Falo disso para discordar de certas críticas à suposta incapacidade da esquerda de compreender as estratégias tanto de Bolsonaro quanto da direita liberal representada principalmente pela grande mídia. A esquerda é frequentemente acusada de ser enganada tanto pelo diversionismo das fake news de Bolsonaro quanto de ser pautada pela agenda da grande mídia. E nos advertem: o principal é a pauta economia neoliberal, que Bolsonaro toca e a direita liberal apoia, apesar de suas divergências com a escatologia verbal do capitão-presidente. Ninguém combateu e denunciou mais a pauta econômica neoliberal de Temer e Bolsonaro do que as esquerdas. E fez isso no Congresso e nas ruas, inclusive com várias greves gerais. Agora, não podemos ignorar a influência ideológica que a cortina de fumaça das fake news de Bolsonaro exercem na massa do povo e por isso têm de ser também combatidas. Na luta contra a pauta econômica temos na piora da vida do povo um grande aliado para o seu esclarecimento político. E isso nos favorece na luta contra o diversionismo ideológico das fake news, a chamada guerra semiótica.
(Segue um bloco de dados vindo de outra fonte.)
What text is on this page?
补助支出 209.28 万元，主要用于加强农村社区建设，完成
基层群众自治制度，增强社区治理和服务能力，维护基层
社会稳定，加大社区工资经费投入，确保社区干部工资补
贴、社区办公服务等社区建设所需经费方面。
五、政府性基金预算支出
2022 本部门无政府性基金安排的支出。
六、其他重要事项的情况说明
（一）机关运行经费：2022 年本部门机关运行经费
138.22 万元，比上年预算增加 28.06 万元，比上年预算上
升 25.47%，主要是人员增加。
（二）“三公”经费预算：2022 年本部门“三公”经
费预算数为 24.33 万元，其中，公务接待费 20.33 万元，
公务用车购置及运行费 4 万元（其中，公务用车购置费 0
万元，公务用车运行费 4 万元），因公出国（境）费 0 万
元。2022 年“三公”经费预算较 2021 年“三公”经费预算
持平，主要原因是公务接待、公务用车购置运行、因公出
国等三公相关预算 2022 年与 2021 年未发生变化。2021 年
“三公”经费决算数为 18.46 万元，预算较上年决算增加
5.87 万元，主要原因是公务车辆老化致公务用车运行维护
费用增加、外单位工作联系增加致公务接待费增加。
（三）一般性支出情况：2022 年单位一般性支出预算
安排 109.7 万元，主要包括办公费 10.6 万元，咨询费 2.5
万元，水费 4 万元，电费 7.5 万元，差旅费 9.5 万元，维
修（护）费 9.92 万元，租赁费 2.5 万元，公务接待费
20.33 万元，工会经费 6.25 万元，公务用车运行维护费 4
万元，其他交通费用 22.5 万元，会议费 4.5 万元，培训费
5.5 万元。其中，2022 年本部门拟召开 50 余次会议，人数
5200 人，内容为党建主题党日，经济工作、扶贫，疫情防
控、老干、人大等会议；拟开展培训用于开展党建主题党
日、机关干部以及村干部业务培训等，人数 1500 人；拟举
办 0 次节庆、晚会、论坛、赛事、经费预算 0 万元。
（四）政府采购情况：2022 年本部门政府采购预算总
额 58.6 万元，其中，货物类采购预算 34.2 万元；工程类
A eficácia enganadora dessa guerra semiótica é maior onde a consciência política do povo é baixa, como é o caso do Brasil. Porque ela não tem a mesma eficácia contra o povo venezuelano, que mesmo sofrendo as consequências das sanções americanas se mobiliza para defender a sua independência e a sua revolução? Muita coisa ainda pode ser dita sobre tudo isso. Mas para finalizar entendo que a oposição de direita que está se formando via Dória em São Paulo e via Globo e grande mídia contra Bolsonaro não é, claro, por causa de sua política econômica neoliberal, que todos estes apoiam, mas por temerem que o autoritário presidente a comprometa com a sua forma bizarra de exercer o poder.
A oposição que essa direita faz é no fio da navalha para evitar que seus ataques morais a Bolsonaro não fortaleçam a esquerda contra o que ela mais defende, o entreguismo do governo e sua total subordinação ao capital financeiro, os verdadeiros culpados da crise do Brasil.